Prema Sampath, group product manager at Google, leads a product team that develops measurement applications for brand advertising, including privacy-centric, third-party solutions for YouTube ads. Stephen Mangan is an ROI measurement manager at Google, leading research and measurement partner activations to help advertisers improve their media optimization strategies.
Marketing mix models (MMM) help marketers make apples-to-apples comparisons across all of their different investments. They provide answers to questions like: What drove sales? What was my ROI? How do I optimize my marketing investment?
But determining ROI takes more than a single calculation. Today’s media landscape is only becoming more fragmented and intertwined, presenting MMMs with an unprecedented challenge when predicting future performance.
Incorporating business context to shape the MMM is an art, one with implications for the model’s outcomes and final recommendations.
To make sense of the MMM, advertisers often defer to their measurement providers’ technical expertise. But there is more to the measurement strategy than the science behind the model. Incorporating business context to shape the MMM is an art, one with implications for the model’s outcomes and final recommendations. Advertisers who embrace that art can empower their businesses to make more strategic measurement-based decisions.
Here are three steps marketers can take to embrace the art of the MMM.
Start with granularity
Remember that impressions are not equal across platforms or even within them. When it comes to video-specific measurement, MMMs will evaluate all of your impressions, but platforms can vary widely in terms of watch time, viewability, and audibility. The same data can produce very different results depending on how it’s incorporated into the model. Research we commissioned from Nielsen shows that when CPG brands’ MMMs evaluated individual video platforms rather than aggregated data, return on ad spend (ROAS) varied by as much as 48%.1
Ad formats can vary just as widely. On YouTube, for example, ads can range from unskippable 30-second videos to a 6-second bumper ad.

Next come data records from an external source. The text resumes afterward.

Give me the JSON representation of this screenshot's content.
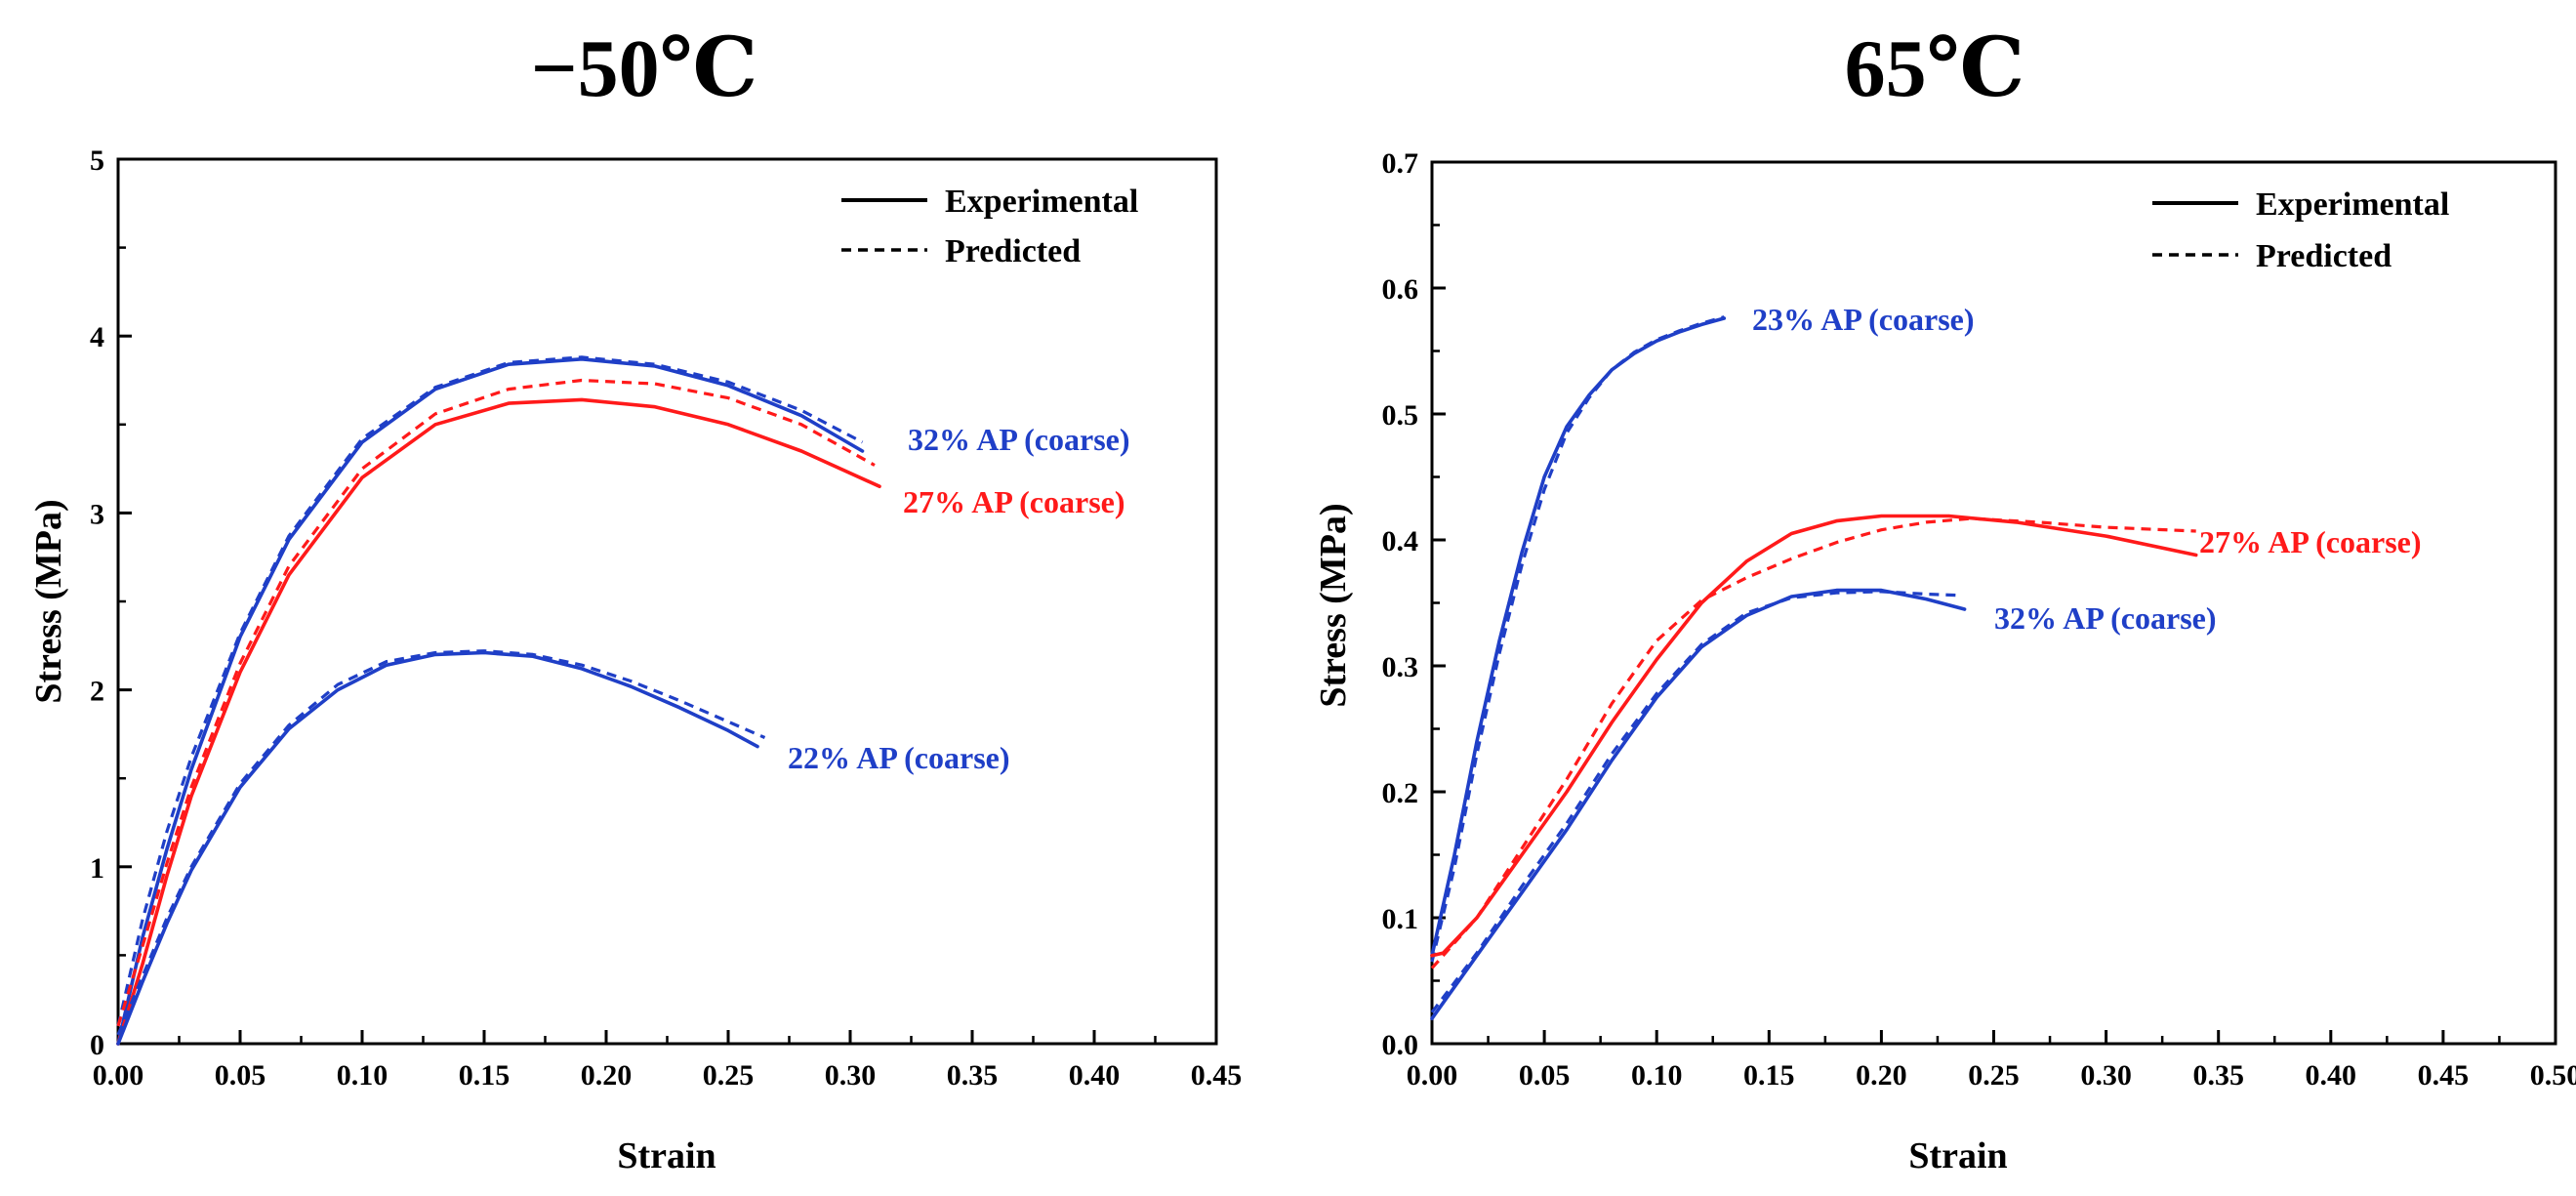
{
  "chart_data": [
    {
      "type": "line",
      "title": "−50℃",
      "xlabel": "Strain",
      "ylabel": "Stress (MPa)",
      "xlim": [
        0,
        0.45
      ],
      "ylim": [
        0,
        5
      ],
      "xticks": [
        "0.00",
        "0.05",
        "0.10",
        "0.15",
        "0.20",
        "0.25",
        "0.30",
        "0.35",
        "0.40",
        "0.45"
      ],
      "yticks": [
        "0",
        "1",
        "2",
        "3",
        "4",
        "5"
      ],
      "legend": {
        "position": "top-right",
        "entries": [
          {
            "label": "Experimental",
            "style": "solid"
          },
          {
            "label": "Predicted",
            "style": "dashed"
          }
        ]
      },
      "series": [
        {
          "name": "32% AP (coarse)",
          "label": "32% AP (coarse)",
          "color": "#1f3fc7",
          "experimental": [
            [
              0,
              0
            ],
            [
              0.01,
              0.6
            ],
            [
              0.02,
              1.1
            ],
            [
              0.03,
              1.55
            ],
            [
              0.05,
              2.3
            ],
            [
              0.07,
              2.85
            ],
            [
              0.1,
              3.4
            ],
            [
              0.13,
              3.7
            ],
            [
              0.16,
              3.84
            ],
            [
              0.19,
              3.87
            ],
            [
              0.22,
              3.83
            ],
            [
              0.25,
              3.72
            ],
            [
              0.28,
              3.55
            ],
            [
              0.305,
              3.35
            ]
          ],
          "predicted": [
            [
              0,
              0.1
            ],
            [
              0.01,
              0.7
            ],
            [
              0.02,
              1.2
            ],
            [
              0.03,
              1.62
            ],
            [
              0.05,
              2.32
            ],
            [
              0.07,
              2.87
            ],
            [
              0.1,
              3.42
            ],
            [
              0.13,
              3.71
            ],
            [
              0.16,
              3.85
            ],
            [
              0.19,
              3.88
            ],
            [
              0.22,
              3.84
            ],
            [
              0.25,
              3.74
            ],
            [
              0.28,
              3.58
            ],
            [
              0.305,
              3.4
            ]
          ]
        },
        {
          "name": "27% AP (coarse)",
          "label": "27% AP (coarse)",
          "color": "#ff1a1a",
          "experimental": [
            [
              0,
              0
            ],
            [
              0.01,
              0.45
            ],
            [
              0.02,
              0.95
            ],
            [
              0.03,
              1.4
            ],
            [
              0.05,
              2.1
            ],
            [
              0.07,
              2.65
            ],
            [
              0.1,
              3.2
            ],
            [
              0.13,
              3.5
            ],
            [
              0.16,
              3.62
            ],
            [
              0.19,
              3.64
            ],
            [
              0.22,
              3.6
            ],
            [
              0.25,
              3.5
            ],
            [
              0.28,
              3.35
            ],
            [
              0.312,
              3.15
            ]
          ],
          "predicted": [
            [
              0,
              0.1
            ],
            [
              0.01,
              0.55
            ],
            [
              0.02,
              1.02
            ],
            [
              0.03,
              1.45
            ],
            [
              0.05,
              2.15
            ],
            [
              0.07,
              2.7
            ],
            [
              0.1,
              3.25
            ],
            [
              0.13,
              3.56
            ],
            [
              0.16,
              3.7
            ],
            [
              0.19,
              3.75
            ],
            [
              0.22,
              3.73
            ],
            [
              0.25,
              3.65
            ],
            [
              0.28,
              3.5
            ],
            [
              0.31,
              3.27
            ]
          ]
        },
        {
          "name": "22% AP (coarse)",
          "label": "22% AP (coarse)",
          "color": "#1f3fc7",
          "experimental": [
            [
              0,
              0
            ],
            [
              0.01,
              0.35
            ],
            [
              0.02,
              0.68
            ],
            [
              0.03,
              0.98
            ],
            [
              0.05,
              1.45
            ],
            [
              0.07,
              1.78
            ],
            [
              0.09,
              2.0
            ],
            [
              0.11,
              2.14
            ],
            [
              0.13,
              2.2
            ],
            [
              0.15,
              2.21
            ],
            [
              0.17,
              2.19
            ],
            [
              0.19,
              2.12
            ],
            [
              0.21,
              2.02
            ],
            [
              0.23,
              1.9
            ],
            [
              0.25,
              1.77
            ],
            [
              0.262,
              1.68
            ]
          ],
          "predicted": [
            [
              0,
              0.05
            ],
            [
              0.01,
              0.38
            ],
            [
              0.02,
              0.71
            ],
            [
              0.03,
              1.0
            ],
            [
              0.05,
              1.47
            ],
            [
              0.07,
              1.8
            ],
            [
              0.09,
              2.03
            ],
            [
              0.11,
              2.16
            ],
            [
              0.13,
              2.21
            ],
            [
              0.15,
              2.22
            ],
            [
              0.17,
              2.2
            ],
            [
              0.19,
              2.14
            ],
            [
              0.21,
              2.05
            ],
            [
              0.23,
              1.94
            ],
            [
              0.25,
              1.82
            ],
            [
              0.265,
              1.73
            ]
          ]
        }
      ]
    },
    {
      "type": "line",
      "title": "65℃",
      "xlabel": "Strain",
      "ylabel": "Stress (MPa)",
      "xlim": [
        0,
        0.5
      ],
      "ylim": [
        0,
        0.7
      ],
      "xticks": [
        "0.00",
        "0.05",
        "0.10",
        "0.15",
        "0.20",
        "0.25",
        "0.30",
        "0.35",
        "0.40",
        "0.45",
        "0.50"
      ],
      "yticks": [
        "0.0",
        "0.1",
        "0.2",
        "0.3",
        "0.4",
        "0.5",
        "0.6",
        "0.7"
      ],
      "legend": {
        "position": "top-right",
        "entries": [
          {
            "label": "Experimental",
            "style": "solid"
          },
          {
            "label": "Predicted",
            "style": "dashed"
          }
        ]
      },
      "series": [
        {
          "name": "23% AP (coarse)",
          "label": "23% AP (coarse)",
          "color": "#1f3fc7",
          "experimental": [
            [
              0,
              0.07
            ],
            [
              0.01,
              0.15
            ],
            [
              0.02,
              0.24
            ],
            [
              0.03,
              0.32
            ],
            [
              0.04,
              0.39
            ],
            [
              0.05,
              0.45
            ],
            [
              0.06,
              0.49
            ],
            [
              0.07,
              0.515
            ],
            [
              0.08,
              0.535
            ],
            [
              0.09,
              0.548
            ],
            [
              0.1,
              0.558
            ],
            [
              0.11,
              0.565
            ],
            [
              0.12,
              0.571
            ],
            [
              0.13,
              0.576
            ]
          ],
          "predicted": [
            [
              0,
              0.065
            ],
            [
              0.01,
              0.14
            ],
            [
              0.02,
              0.23
            ],
            [
              0.03,
              0.31
            ],
            [
              0.04,
              0.38
            ],
            [
              0.05,
              0.44
            ],
            [
              0.06,
              0.485
            ],
            [
              0.07,
              0.513
            ],
            [
              0.08,
              0.535
            ],
            [
              0.09,
              0.549
            ],
            [
              0.1,
              0.559
            ],
            [
              0.11,
              0.566
            ],
            [
              0.12,
              0.572
            ],
            [
              0.13,
              0.577
            ]
          ]
        },
        {
          "name": "27% AP (coarse)",
          "label": "27% AP (coarse)",
          "color": "#ff1a1a",
          "experimental": [
            [
              0,
              0.07
            ],
            [
              0.005,
              0.072
            ],
            [
              0.02,
              0.1
            ],
            [
              0.04,
              0.15
            ],
            [
              0.06,
              0.2
            ],
            [
              0.08,
              0.255
            ],
            [
              0.1,
              0.305
            ],
            [
              0.12,
              0.35
            ],
            [
              0.14,
              0.383
            ],
            [
              0.16,
              0.405
            ],
            [
              0.18,
              0.415
            ],
            [
              0.2,
              0.419
            ],
            [
              0.23,
              0.419
            ],
            [
              0.26,
              0.414
            ],
            [
              0.3,
              0.403
            ],
            [
              0.34,
              0.388
            ]
          ],
          "predicted": [
            [
              0,
              0.06
            ],
            [
              0.02,
              0.1
            ],
            [
              0.04,
              0.155
            ],
            [
              0.06,
              0.21
            ],
            [
              0.08,
              0.27
            ],
            [
              0.1,
              0.32
            ],
            [
              0.12,
              0.352
            ],
            [
              0.14,
              0.37
            ],
            [
              0.16,
              0.385
            ],
            [
              0.18,
              0.398
            ],
            [
              0.2,
              0.408
            ],
            [
              0.22,
              0.414
            ],
            [
              0.24,
              0.417
            ],
            [
              0.27,
              0.414
            ],
            [
              0.3,
              0.41
            ],
            [
              0.34,
              0.407
            ]
          ]
        },
        {
          "name": "32% AP (coarse)",
          "label": "32% AP (coarse)",
          "color": "#1f3fc7",
          "experimental": [
            [
              0,
              0.02
            ],
            [
              0.02,
              0.07
            ],
            [
              0.04,
              0.12
            ],
            [
              0.06,
              0.17
            ],
            [
              0.08,
              0.225
            ],
            [
              0.1,
              0.275
            ],
            [
              0.12,
              0.315
            ],
            [
              0.14,
              0.34
            ],
            [
              0.16,
              0.355
            ],
            [
              0.18,
              0.36
            ],
            [
              0.2,
              0.36
            ],
            [
              0.22,
              0.353
            ],
            [
              0.237,
              0.345
            ]
          ],
          "predicted": [
            [
              0,
              0.025
            ],
            [
              0.02,
              0.072
            ],
            [
              0.04,
              0.125
            ],
            [
              0.06,
              0.175
            ],
            [
              0.08,
              0.23
            ],
            [
              0.1,
              0.278
            ],
            [
              0.12,
              0.317
            ],
            [
              0.14,
              0.342
            ],
            [
              0.16,
              0.354
            ],
            [
              0.18,
              0.358
            ],
            [
              0.2,
              0.359
            ],
            [
              0.22,
              0.357
            ],
            [
              0.235,
              0.356
            ]
          ]
        }
      ]
    }
  ]
}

While both formats can deliver ROI, the cost and effectiveness of their impressions won’t be the same.
The same data can produce very different results depending on how it’s incorporated into the model.
So be sure to leverage the most granular data from your publishing partners, and your model will be able to identify the respective value of different impressions. As with any model, the MMM has limits. But every layer of granularity will lead to more informed business decisions.
Add business context
The science of the MMM can tell you what your ROI was, but it can’t tell you why without context. Getting granular, format-level data is a start, but formats are only one driver of ROI. According to Nielsen Catalina Solutions, creative accounts for 47% of video ROI — and yet, MMMs are not designed to evaluate individual creative assets.
Collaboration will help your measurement provider evaluate how these changes in strategy impact ROI. Done right, this can lead to more ROI over time.
"If modeling is done in a vacuum, devoid of context, it could lead to misleading and suboptimal decisions,” said Rajika Karunanayaka, senior manager of media sciences at Hershey. “So context is just as important as the data that goes into modeling and should be a key consideration every step of the way.” Hershey’s Integrated Media team works with IRI to get data from Google and contextualize changes in their media plans, she said.
Work with your publisher partner to gather insights around your media buy and identify any other data needed for the model to answer strategic business questions. Collaboration will help your measurement provider evaluate how these changes in strategy impact marketing ROI. Done right, this can lead to more ROI over time.
“We partner with Google to collect MMM data at the right level of granularity to enable actionable and insightful modeling, and then work with them to review the underlying executional elements that could potentially play into the results,” said Karunanayaka, citing changes to Hershey’s YouTube ad format mix, reach and frequency, audience strategy, and viewability as possible sites of impact. “We also work with our Google team to understand effectiveness at the creative level, while normalizing for ad format so we can get a sense of which Hershey YouTube ads are driving sales.”
In an MMM meta-analysis we commissioned from Nielsen, on average, YouTube ROAS grew by 108% for brands after collaborating2 with Google, a 7X greater increase compared to brands that did not collaborate with Google.3 Sharing your media narrative will allow the modelers to understand what influenced changes in marketing ROI, and will ultimately help you formulate smarter business strategies.
Create more transparency
No model is perfect, MMM included. A team of Google data scientists even published a paper on how MMMs using the same data could report drastically different ROI with the same level of statistical confidence.
With that in mind, assess results from a critical lens. Rather than accept all outputs, ask your measurement provider about the model’s margin of error for specific results and recommendations. Don’t base any important business decisions solely on your MMM as a single source of truth. Instead, take the time to design a test versus control experiment that can give you a second perspective on the model’s accuracy.
The art of enhancing the model is where marketers can step in to help gather data and context from publisher partners and push providers on transparency.
MMM is a valuable tool for measurement, but science alone cannot produce all the right answers. Nuance matters. The art of enhancing the model is where marketers can step in to help gather data and context from publisher partners and push providers on transparency. With these small steps, teams can influence the structure and enhance the accuracy of the MMM, leading to outcomes that enable more informed decision-making.